Complaint is made by appellant that the court erred in sustaining an objection to certain testimony he desired to introduce. The broker was asked:

“Q. Did you place other insurance for that company?” Thereupon the following proceedings were had:

“Mr. Neff: Object to it on the ground it is irrelevant and immaterial.

“The Court: I think any other would possibly be immaterial. We are only interested in the–

“Mr. Callaway: I am merely trying to show, Your Honor, that he dealt with them generally and had a right to rely–

“Mr. Neff (interposing): We will stipulate that Mr. Hawkins was the only one who dealt with Mr. Nicholls about insurance.

“Mr. Callaway: Do you deny his authority to buy insurance?

“Mr. Neff: No, we don't deny his authority. We admit he had full authority.”

Appellant now contends that the question to which an objection was sustained was preliminary and that his purpose was to prove the authority of the broker to cancel policies. No such intent is suggested by the question nor by the statement of appellant's counsel as to what he was “merely trying to show.” In fact the readiness with which the stipulation proffered by respondent was accepted indicates that the subject-matter of the stipulation was all that appellant had in mind. Under such circumstances, there was no error in sustaining the objection. Merz v. Poole, 82 Cal.App. 12, 254 P. 914; Snowball v. Snowball, 164 Cal. 476, 479, 129 P. 784; Whitelaw v. Whitelaw, 122 Cal.App. 260, 263, 9 P.(2d) 874; Bridges v. Fisk, 53 Cal.App. 117, 200 P. 71; 2 Cal.Jur. 275.

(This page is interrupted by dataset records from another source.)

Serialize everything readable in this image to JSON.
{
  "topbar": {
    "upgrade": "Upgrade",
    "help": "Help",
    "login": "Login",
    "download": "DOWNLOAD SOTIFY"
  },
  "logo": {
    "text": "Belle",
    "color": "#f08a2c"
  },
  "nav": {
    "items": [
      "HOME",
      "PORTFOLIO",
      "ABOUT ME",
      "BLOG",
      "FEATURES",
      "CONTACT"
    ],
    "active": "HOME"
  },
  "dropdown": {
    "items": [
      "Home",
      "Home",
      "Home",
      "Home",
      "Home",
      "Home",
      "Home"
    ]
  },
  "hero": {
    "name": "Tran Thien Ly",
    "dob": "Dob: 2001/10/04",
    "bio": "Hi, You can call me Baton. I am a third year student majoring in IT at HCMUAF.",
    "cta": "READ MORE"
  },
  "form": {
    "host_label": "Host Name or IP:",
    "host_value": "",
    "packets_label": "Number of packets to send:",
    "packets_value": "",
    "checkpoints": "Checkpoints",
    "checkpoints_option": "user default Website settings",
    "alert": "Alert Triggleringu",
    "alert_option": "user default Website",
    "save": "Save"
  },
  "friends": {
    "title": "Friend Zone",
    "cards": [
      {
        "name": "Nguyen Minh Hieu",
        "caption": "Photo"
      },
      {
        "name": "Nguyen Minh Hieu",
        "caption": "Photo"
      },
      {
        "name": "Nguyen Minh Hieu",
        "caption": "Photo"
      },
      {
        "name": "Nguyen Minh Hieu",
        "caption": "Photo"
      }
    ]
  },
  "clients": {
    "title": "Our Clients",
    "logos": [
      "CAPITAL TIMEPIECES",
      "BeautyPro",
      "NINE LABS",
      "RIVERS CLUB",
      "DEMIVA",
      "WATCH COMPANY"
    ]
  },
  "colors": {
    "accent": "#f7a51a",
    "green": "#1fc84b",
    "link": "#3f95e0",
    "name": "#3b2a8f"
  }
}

Appellant suggests that the insured ratified the act of the broker in canceling the original policy of insurance when, after receipt of the broker's letter mailed to insured on or about August 23d, the broker informed insured of the cancellation and advised insured that the reissued policies did not cover the accident, in spite of which insured continued to pay the premiums on the reissued policies. Insured, however, testified that at the time he made his original payment he paid on the original policy, and that after the receipt of the broker's letter he insisted to the broker that he was paying on the original policy. This gave rise to a question of fact which the jury resolved against the insurance company. The answer of the jury on said conflict is conclusive upon us. Rhee v. L. K. Small Co., 83 Cal.App. 339, 256 P. 839; Moody v. Judah Boas Finance Corporation, 93 Cal.App. 21, 268 P. 974.

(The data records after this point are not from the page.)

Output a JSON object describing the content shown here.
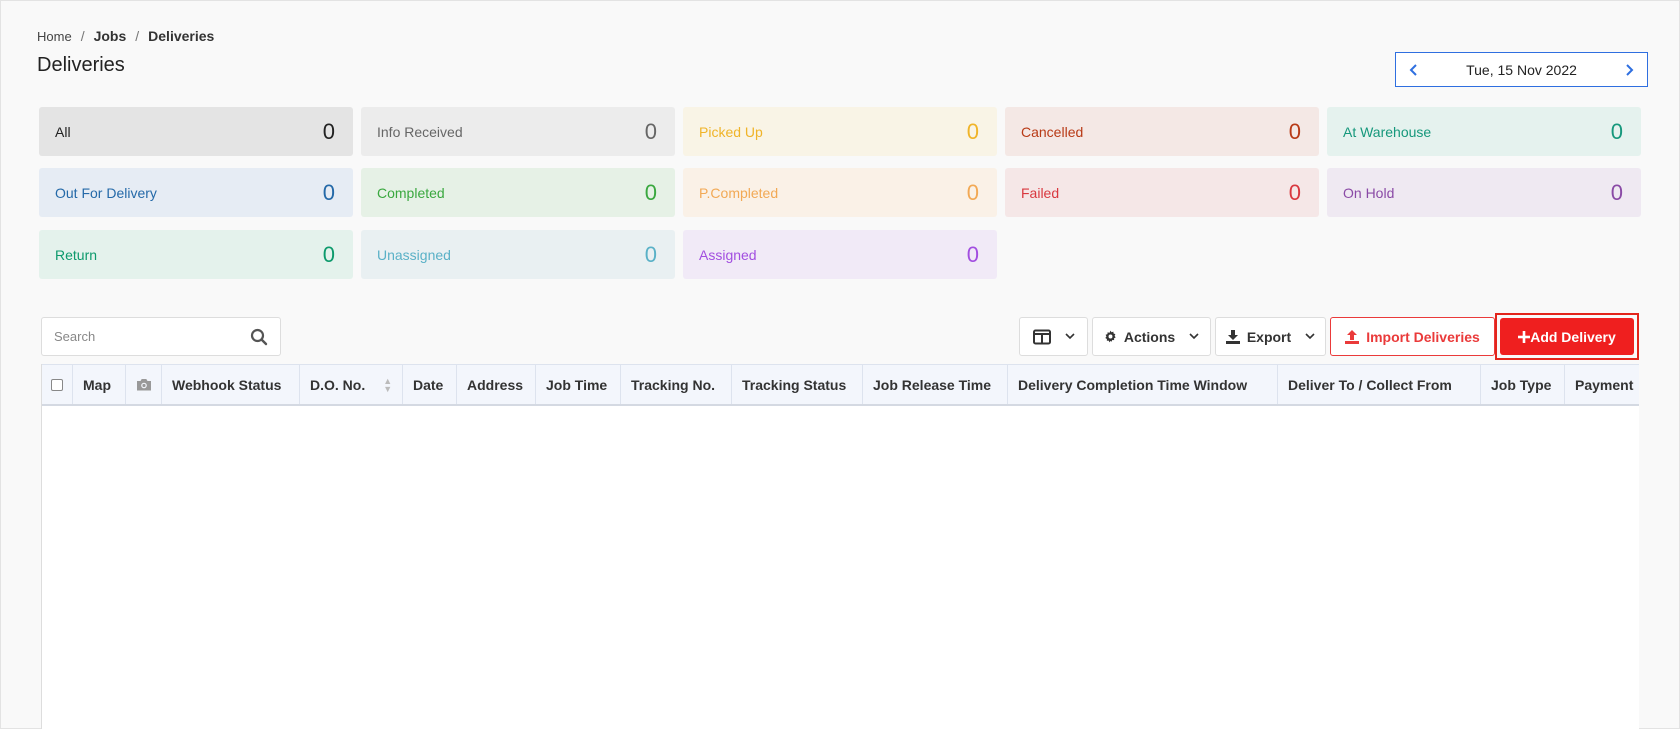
{
  "breadcrumb": {
    "home": "Home",
    "jobs": "Jobs",
    "current": "Deliveries",
    "separator": "/"
  },
  "page_title": "Deliveries",
  "date_nav": {
    "date": "Tue, 15 Nov 2022"
  },
  "status_cards": [
    {
      "label": "All",
      "count": "0",
      "bg": "#e4e4e4",
      "color": "#222222"
    },
    {
      "label": "Info Received",
      "count": "0",
      "bg": "#ececec",
      "color": "#666666"
    },
    {
      "label": "Picked Up",
      "count": "0",
      "bg": "#f9f4e6",
      "color": "#f0b429"
    },
    {
      "label": "Cancelled",
      "count": "0",
      "bg": "#f4e8e5",
      "color": "#b83a16"
    },
    {
      "label": "At Warehouse",
      "count": "0",
      "bg": "#e5f2ee",
      "color": "#16987c"
    },
    {
      "label": "Out For Delivery",
      "count": "0",
      "bg": "#e6ecf4",
      "color": "#2469a8"
    },
    {
      "label": "Completed",
      "count": "0",
      "bg": "#e6f1e6",
      "color": "#3aa83f"
    },
    {
      "label": "P.Completed",
      "count": "0",
      "bg": "#faf1e7",
      "color": "#f2a955"
    },
    {
      "label": "Failed",
      "count": "0",
      "bg": "#f5e7e7",
      "color": "#d9383f"
    },
    {
      "label": "On Hold",
      "count": "0",
      "bg": "#efe9f2",
      "color": "#8a4aa6"
    },
    {
      "label": "Return",
      "count": "0",
      "bg": "#e4f2ec",
      "color": "#0d9a6c"
    },
    {
      "label": "Unassigned",
      "count": "0",
      "bg": "#e9f0f2",
      "color": "#5ab1c7"
    },
    {
      "label": "Assigned",
      "count": "0",
      "bg": "#f1eaf7",
      "color": "#a24ee0"
    }
  ],
  "search": {
    "placeholder": "Search"
  },
  "toolbar": {
    "actions_label": "Actions",
    "export_label": "Export",
    "import_label": "Import Deliveries",
    "add_label": "Add Delivery"
  },
  "table": {
    "columns": [
      "Map",
      "Webhook Status",
      "D.O. No.",
      "Date",
      "Address",
      "Job Time",
      "Tracking No.",
      "Tracking Status",
      "Job Release Time",
      "Delivery Completion Time Window",
      "Deliver To / Collect From",
      "Job Type",
      "Payment"
    ]
  },
  "colors": {
    "accent": "#2f6fe0",
    "danger": "#ef1f1f"
  }
}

There is, however, another reason which would prevent any cancellation of said policy by ratification of a cancellation by the insured. Section 2313 of the Civil Code provides: “No unauthorized act can be made valid, retroactively, to the prejudice of third persons, without their consent.” The rights of the heirs at law (plaintiffs in this case) of the deceased, T. O. Hooker, had intervened before there was any ratification of the alleged cancellation by the insured. The loss or liability insured against in the insurance policy was for the benefit of these plaintiffs, and when their cause of action accrued, no subsequent act of the insured could deprive them of it. Title Insurance & Trust Co. v. California Development Co., 168 Cal. 397, 143 P. 723; Dingley v. McDonald, 124 Cal. 682, 57 P. 574; Wittenbrock v. Bellmer, 57 Cal. 12; Krumdick v. White, 107 Cal. 37, 39 P. 1066. See, also, Taylor v. Robinson, 14 Cal. 396.

Furthermore, the policy itself expressly made this legal provision a part of its terms. Subdivision (b) of the paragraph on “California Financial Responsibility Act Coverage” provides: “This policy shall not be canceled or annulled as respects any loss or damage by any agreement between the company and the assured after the assured has become responsible for such loss or damage, and any such cancellation or annulment shall be void.”

The judgment is affirmed.

ROTH, Justice pro tem.

We concur: YORK, Acting P. J.; DORAN, J.